Gilgamesh sighed and handed the fear rotten egg to a disquieting German shepherd, who took it back to his master.  Payment, he suspected.  “Has Stalin been doing anything strange recently?”

“That bitch?”  Watchmaker shook his head.  The older Crow lived close enough to Stalin’s place for Stalin’s tamed gristle dross cloud to weigh heavily on Gilgamesh’s mind.  He wondered if Stalin was able to move it to here, a mile and a half away.  Or how fast she could move it.  “She’s been quiet, housebound as normal, with her usual meetings with politicos and hard cases.”

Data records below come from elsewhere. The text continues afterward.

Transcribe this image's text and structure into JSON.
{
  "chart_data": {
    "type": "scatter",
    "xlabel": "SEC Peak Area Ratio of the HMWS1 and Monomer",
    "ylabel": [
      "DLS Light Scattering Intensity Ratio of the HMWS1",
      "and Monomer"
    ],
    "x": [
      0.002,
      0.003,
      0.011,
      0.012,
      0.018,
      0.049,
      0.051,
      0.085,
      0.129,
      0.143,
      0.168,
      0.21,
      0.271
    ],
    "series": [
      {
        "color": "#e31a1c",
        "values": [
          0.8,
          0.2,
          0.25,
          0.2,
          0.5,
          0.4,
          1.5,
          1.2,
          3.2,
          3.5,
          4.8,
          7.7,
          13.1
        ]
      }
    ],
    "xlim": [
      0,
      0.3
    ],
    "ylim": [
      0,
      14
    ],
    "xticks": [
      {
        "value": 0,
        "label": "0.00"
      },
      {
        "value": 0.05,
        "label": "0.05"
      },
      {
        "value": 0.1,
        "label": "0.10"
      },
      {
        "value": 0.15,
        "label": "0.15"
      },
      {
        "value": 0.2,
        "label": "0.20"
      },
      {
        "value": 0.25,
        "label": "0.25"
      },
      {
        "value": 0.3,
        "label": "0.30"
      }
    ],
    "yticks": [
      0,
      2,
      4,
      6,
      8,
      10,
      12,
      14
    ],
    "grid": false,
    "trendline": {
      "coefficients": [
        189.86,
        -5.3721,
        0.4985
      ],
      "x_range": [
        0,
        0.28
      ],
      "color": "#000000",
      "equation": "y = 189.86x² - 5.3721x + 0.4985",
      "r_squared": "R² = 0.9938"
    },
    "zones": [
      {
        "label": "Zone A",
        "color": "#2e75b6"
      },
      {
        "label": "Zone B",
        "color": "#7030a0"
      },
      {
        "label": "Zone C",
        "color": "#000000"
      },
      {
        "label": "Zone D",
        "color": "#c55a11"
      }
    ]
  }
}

This didn’t match the other stories.

“I heard a rumor she’s been doing Crow-hunting.”

Watchmaker snorted.  “Beast hunting, my guess.  She and her storm troopers canvassed the area around her dark tower for a week or two after the Beast Man rampage.  Nothing since.”

“Thank you very much, sir, for the information,” Gilgamesh said.  “I’m sorry, but I have to leave.  I have an appointment I need to get to.”

“Thanks?  For what?  Whatever mystery you’re hunting this time, it won’t be found around here,” Watchmaker said.  He holstered his pistol.

Gilgamesh waved and got on his bike.  Mystery solved.

 

---

 

Dingeman Park wasn’t much of a park, a few acres of frozen grass and naked trees, along with a few dingy piles of snow near the small parking lot.  The Focus and her seven uncomfortable people had arrived early, gotten bored, and were having a snowball fight while they waited.  Only two of her people stood, doing guard duty.